Kata orang bijak, pribadi sebuah bangsa bisa dilihat dari lalulintasnya. Lantas apa makna kemacetan ini buat Antum? Tidakkah ini menujumkan sebuah keadaan salah urus. Margonda ibarat nenek tua yang tak sanggup lagi menyunggi beban, tetapi ke pundaknya beban baru terus menerus diembankan.
Ini karena pemerintah berlaku seperti calo. Mengutamakan keuntungan, tak peduli akibat perbuatannya ruang publik terebut. Pak Nur, aku yakin warga sudah muak dengan semua ini. Buktinya warga memilih Antum, bukan saingan anda, incumbent walikota. Pasti karena warga menginginkan perubahan.

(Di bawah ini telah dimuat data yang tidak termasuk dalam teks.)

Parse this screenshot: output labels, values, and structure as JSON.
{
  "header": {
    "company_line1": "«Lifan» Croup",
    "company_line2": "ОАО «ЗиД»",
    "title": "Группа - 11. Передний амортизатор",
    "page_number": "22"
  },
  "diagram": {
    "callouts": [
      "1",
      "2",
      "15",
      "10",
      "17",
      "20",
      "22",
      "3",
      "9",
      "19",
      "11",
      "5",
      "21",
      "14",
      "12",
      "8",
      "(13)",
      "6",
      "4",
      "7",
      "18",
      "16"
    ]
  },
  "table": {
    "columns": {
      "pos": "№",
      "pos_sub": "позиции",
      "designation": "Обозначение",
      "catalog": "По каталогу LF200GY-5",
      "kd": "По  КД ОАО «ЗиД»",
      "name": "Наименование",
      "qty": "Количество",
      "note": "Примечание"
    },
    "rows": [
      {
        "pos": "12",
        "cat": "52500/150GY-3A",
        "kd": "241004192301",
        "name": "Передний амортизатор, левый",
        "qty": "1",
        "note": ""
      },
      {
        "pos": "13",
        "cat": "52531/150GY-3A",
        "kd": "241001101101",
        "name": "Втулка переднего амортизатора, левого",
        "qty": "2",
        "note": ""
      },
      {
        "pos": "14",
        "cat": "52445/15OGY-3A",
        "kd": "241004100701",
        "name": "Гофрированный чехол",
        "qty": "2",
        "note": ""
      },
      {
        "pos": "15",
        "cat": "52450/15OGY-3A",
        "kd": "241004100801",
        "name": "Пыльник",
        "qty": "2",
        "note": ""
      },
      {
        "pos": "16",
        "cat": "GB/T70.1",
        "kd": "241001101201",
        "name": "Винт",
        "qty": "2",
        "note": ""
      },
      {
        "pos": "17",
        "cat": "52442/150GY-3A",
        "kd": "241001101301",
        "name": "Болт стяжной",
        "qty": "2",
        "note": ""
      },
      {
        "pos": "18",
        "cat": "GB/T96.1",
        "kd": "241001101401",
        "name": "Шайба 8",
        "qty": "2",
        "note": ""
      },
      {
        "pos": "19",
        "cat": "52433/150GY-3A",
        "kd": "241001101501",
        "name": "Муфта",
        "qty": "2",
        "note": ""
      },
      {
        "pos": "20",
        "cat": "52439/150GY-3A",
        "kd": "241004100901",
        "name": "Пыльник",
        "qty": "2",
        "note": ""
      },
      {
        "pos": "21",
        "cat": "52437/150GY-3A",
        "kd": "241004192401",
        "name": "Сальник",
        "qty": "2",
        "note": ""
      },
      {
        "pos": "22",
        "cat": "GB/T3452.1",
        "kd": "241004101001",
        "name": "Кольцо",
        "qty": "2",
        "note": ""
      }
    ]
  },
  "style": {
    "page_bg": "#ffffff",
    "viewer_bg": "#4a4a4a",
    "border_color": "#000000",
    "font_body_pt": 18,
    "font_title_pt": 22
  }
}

Cukup banyak permintaan kami sebagai warga. Tentu saja sebagai politisi cum ulama, Pak Nur mahfum kisah teladan ini.Yakni ketika Umar bin Abdul Aziz, khalifah dari Bani Umayyah terpilih sebagai khalifah. Ia justru menangis tersedu. Bukan karena gembira, tapi oleh kesedihan mendalam karena harus memikul tanggungjawab berat. Yang semuanya harus pula dipertanggungjawabkan bukan hanya di depan DPRD, tapi di pengadilan maha tinggi, mahkamah Allah Swt. Akhirul kalam, selamat bertugas, Pak Nur. Wassalam!
2 Comments:
Om Bukannya dah di " Makin asyik aje..." kok ada logo "satu untuk semua...?".
berat tugas pak wali kota nih.. depok tea... duh!